Timeout to pcap_open_live() shouldn't be zero
guyharris opened this issue · comments
In prepare_capture()
, pcap_open_live()
is called with the third argument, which is the timeout, being 0.
The pcap man page says:
read timeout
If, when capturing, packets are delivered as soon as they
arrive, the application capturing the packets will be woken up
for each packet as it arrives, and might have to make one or
more calls to the operating system to fetch each packet.
If, instead, packets are not delivered as soon as they arrive,
but are delivered after a short delay (called a "read timeout"),
more than one packet can be accumulated before the packets are
delivered, so that a single wakeup would be done for multiple
packets, and each set of calls made to the operating system
would supply multiple packets, rather than a single packet.
This reduces the per-packet CPU overhead if packets are arriving
at a high rate, increasing the number of packets per second that
can be captured.
The read timeout is required so that an application won't wait
for the operating system's capture buffer to fill up before
packets are delivered; if packets are arriving slowly, that wait
could take an arbitrarily long period of time.
Not all platforms support a read timeout; on platforms that
don't, the read timeout is ignored. A zero value for the time-
out, on platforms that support a read timeout, will cause a read
to wait forever to allow enough packets to arrive, with no time-
out.
This means that on several platforms, including all the BSDs and OS X, httpry will not see any packets until enough packets arrive to fill BPF's buffer.

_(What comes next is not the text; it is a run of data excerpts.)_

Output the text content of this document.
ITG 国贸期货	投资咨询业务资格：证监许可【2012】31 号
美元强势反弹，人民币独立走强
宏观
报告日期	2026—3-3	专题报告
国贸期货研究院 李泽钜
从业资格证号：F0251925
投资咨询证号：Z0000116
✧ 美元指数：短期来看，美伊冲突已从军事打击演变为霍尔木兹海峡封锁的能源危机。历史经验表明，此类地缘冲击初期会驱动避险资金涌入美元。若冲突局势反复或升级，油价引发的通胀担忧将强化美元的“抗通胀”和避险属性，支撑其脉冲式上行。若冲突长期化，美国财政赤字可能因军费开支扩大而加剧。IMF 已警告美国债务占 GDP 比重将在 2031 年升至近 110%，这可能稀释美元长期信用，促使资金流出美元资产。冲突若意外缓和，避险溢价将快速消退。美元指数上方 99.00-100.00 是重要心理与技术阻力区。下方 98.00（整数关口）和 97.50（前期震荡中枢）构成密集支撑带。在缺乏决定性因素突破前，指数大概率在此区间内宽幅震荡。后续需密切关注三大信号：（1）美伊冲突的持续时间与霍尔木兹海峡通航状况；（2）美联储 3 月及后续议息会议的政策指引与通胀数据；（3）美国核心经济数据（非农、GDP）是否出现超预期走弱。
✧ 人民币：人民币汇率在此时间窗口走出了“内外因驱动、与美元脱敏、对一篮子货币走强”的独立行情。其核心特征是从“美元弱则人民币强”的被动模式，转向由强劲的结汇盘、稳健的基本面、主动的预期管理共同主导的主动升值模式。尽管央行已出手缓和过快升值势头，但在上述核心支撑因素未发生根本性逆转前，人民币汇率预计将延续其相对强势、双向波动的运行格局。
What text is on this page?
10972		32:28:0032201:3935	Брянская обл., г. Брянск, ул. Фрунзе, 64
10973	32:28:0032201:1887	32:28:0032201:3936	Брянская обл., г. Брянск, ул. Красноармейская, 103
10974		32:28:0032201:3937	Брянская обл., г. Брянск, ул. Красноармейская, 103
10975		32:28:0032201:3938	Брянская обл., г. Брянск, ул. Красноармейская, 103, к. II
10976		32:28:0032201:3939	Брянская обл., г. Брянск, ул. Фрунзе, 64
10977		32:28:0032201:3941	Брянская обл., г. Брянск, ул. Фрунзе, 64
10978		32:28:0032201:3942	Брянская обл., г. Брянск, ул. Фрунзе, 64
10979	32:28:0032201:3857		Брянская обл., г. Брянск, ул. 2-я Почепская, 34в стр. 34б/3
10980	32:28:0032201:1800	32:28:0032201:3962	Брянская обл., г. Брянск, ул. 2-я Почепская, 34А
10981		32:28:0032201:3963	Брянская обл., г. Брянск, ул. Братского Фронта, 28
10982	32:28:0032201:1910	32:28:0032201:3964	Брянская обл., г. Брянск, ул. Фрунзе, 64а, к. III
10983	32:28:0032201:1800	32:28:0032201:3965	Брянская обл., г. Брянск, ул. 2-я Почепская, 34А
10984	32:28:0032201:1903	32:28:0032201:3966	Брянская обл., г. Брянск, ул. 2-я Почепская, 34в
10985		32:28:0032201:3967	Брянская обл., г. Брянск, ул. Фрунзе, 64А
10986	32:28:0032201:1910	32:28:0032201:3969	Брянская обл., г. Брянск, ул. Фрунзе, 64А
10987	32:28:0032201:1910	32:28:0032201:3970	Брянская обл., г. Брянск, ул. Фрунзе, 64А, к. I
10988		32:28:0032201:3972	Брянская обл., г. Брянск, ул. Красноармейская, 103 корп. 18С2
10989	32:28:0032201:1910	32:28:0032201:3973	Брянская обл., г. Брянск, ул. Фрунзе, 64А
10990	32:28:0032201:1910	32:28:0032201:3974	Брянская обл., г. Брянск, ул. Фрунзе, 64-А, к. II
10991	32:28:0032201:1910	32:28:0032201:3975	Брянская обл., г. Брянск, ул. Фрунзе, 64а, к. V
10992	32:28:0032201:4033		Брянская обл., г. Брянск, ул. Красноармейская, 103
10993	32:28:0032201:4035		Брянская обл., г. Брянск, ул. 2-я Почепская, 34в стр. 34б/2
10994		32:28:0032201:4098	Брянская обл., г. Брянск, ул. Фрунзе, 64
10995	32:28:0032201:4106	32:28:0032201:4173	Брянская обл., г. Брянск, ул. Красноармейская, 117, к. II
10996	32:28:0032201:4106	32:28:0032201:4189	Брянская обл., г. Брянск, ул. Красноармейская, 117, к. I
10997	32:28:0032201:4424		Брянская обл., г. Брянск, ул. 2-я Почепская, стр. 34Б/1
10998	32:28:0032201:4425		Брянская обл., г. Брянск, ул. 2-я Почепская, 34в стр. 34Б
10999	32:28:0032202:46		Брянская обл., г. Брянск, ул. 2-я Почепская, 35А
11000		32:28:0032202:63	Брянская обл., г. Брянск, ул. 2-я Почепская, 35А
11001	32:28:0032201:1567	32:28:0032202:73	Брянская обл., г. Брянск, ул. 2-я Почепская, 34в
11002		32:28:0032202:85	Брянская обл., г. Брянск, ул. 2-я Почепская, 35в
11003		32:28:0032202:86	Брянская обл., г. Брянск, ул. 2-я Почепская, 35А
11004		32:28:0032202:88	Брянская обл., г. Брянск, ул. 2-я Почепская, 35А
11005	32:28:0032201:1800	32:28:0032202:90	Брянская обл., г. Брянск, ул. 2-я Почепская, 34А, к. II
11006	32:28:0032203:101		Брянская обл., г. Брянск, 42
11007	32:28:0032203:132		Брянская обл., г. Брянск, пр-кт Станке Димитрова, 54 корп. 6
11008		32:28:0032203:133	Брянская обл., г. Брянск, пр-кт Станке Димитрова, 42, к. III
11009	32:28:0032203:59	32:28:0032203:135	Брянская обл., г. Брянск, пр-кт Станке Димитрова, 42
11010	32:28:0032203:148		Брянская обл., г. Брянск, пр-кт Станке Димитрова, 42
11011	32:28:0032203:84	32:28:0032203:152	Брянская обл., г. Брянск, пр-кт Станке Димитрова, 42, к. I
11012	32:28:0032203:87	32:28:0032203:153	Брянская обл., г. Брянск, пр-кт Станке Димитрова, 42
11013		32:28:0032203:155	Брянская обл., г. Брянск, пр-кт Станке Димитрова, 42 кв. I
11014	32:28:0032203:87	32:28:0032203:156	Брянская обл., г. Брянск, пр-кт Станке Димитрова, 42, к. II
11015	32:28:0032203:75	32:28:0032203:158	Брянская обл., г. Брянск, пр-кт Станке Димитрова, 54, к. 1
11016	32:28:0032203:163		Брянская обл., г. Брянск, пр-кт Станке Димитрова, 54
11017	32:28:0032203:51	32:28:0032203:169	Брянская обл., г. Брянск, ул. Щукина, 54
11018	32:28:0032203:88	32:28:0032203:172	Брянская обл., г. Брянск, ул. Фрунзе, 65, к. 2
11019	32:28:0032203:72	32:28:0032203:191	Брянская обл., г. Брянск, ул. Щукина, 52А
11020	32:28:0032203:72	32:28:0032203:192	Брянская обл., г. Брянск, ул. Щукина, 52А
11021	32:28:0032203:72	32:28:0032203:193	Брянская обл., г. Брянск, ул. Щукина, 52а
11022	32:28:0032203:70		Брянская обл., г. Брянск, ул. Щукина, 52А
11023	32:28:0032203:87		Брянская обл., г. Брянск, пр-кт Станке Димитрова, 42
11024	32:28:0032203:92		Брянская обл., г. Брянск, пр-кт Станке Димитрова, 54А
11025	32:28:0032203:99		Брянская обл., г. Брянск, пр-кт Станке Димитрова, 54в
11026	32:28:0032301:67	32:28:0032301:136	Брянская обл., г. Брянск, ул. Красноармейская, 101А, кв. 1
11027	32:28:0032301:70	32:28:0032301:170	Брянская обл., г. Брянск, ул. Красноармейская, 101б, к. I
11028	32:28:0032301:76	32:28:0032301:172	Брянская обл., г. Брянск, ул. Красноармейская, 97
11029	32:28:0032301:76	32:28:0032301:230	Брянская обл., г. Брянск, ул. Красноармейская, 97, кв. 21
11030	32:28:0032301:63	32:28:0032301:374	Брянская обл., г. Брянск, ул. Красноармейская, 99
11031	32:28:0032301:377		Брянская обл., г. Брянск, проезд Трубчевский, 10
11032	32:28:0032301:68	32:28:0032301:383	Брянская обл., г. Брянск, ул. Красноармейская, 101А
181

A non-zero value should be specified here; the value should probably be between 1 and 1000.
I'm assuming you're using the latest released version, which currently does use 0. However, the development version has this timeout value set to 1000. Of course, this means I need to stop procrastinating and release a new version...
Thanks!
Earlier today I released version 0.1.8 which includes this change. Hope that helps!